Refrigerants Australia (RA) executive director, Greg Picker, said he was “frustrated” after Montreal Protocol negotiations in Paris this month failed to reach agreement on a HFC phasedown.
Picker is hopeful negotiations can resume and agreement can be reached before official Climate Talks at the end of the year.
He said the only real opposition to a phasedown is coming from the Middle East and Pakistan with other countries effectively in agreement.
“Everyone is keen to reach an agreement because this should be an environmental win and industry needs certainty; we want to move forward,” Picker said.
“The political pressure to start negotiating a phasedown and to make a deal is palpable. There is a real sense among countries that this needs to be delivered soon.
“Despite hours of long and tedious negotiations, and a sense for the first time that a deal was possible, hopes were cruelled at the last minute.”
Instead the meeting was adjourned with plans to resume negotiations prior to the next meeting in Dubai in early November.
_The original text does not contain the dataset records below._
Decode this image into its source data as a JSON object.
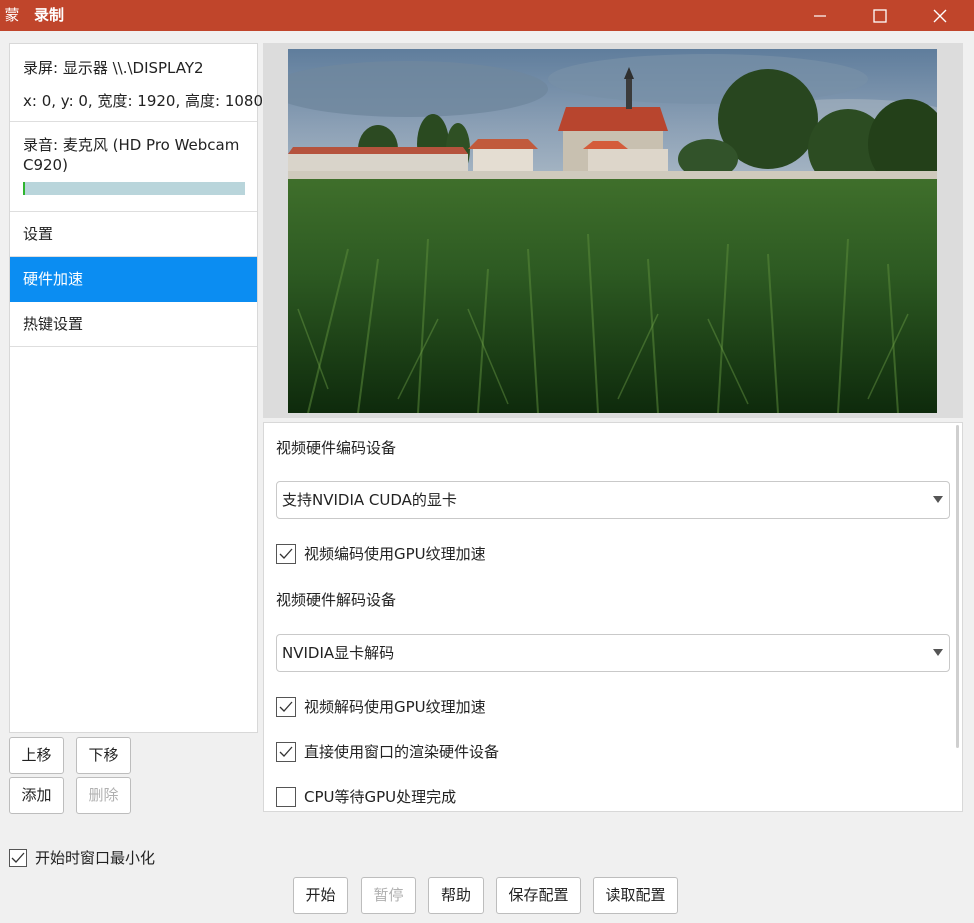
{
  "window": {
    "app_icon_glyph": "蒙",
    "title": "录制",
    "titlebar_color": "#c0452b"
  },
  "sidebar": {
    "screen_source": {
      "line1": "录屏: 显示器 \\\\.\\DISPLAY2",
      "line2": "x: 0, y: 0, 宽度: 1920, 高度: 1080"
    },
    "audio_source": {
      "line1": "录音: 麦克风 (HD Pro Webcam",
      "line2": "C920)",
      "level_fraction": 0.01
    },
    "nav_items": [
      {
        "label": "设置",
        "active": false
      },
      {
        "label": "硬件加速",
        "active": true
      },
      {
        "label": "热键设置",
        "active": false
      }
    ],
    "buttons": {
      "move_up": "上移",
      "move_down": "下移",
      "add": "添加",
      "delete": "删除"
    }
  },
  "settings": {
    "encoder_label": "视频硬件编码设备",
    "encoder_value": "支持NVIDIA CUDA的显卡",
    "encoder_gpu_texture": {
      "label": "视频编码使用GPU纹理加速",
      "checked": true
    },
    "decoder_label": "视频硬件解码设备",
    "decoder_value": "NVIDIA显卡解码",
    "decoder_gpu_texture": {
      "label": "视频解码使用GPU纹理加速",
      "checked": true
    },
    "use_window_render_device": {
      "label": "直接使用窗口的渲染硬件设备",
      "checked": true
    },
    "cpu_wait_gpu": {
      "label": "CPU等待GPU处理完成",
      "checked": false
    }
  },
  "footer": {
    "minimize_on_start": {
      "label": "开始时窗口最小化",
      "checked": true
    },
    "buttons": {
      "start": "开始",
      "pause": "暂停",
      "help": "帮助",
      "save_config": "保存配置",
      "load_config": "读取配置"
    }
  },
  "colors": {
    "accent": "#0b8df2",
    "level_meter": "#2fb52f"
  }
}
The goal is to agree on a phasedown before the United Nations World Climate Summit which is being held from November 30 to December 11, 2015.
It will be attended by governments from more than 190 countries to discuss a new global agreement on climate change.
Current commitments on greenhouse gas emissions run out in 2020, so new agreements need to be reached for the following decade.
Prime Minister, Tony Abbott, is expected to announce Australia's post 2020 targets in early August.
The world's biggest emitters have already agreed to targets. For example, the European Union will cuts its emissions by 40 per cent compared with 1990 levels by 2030.
The United States will cuts its emissions by 26 to 28 per cent, compared with 1990 levels, by 2030 while China's emissions will peak by 2030.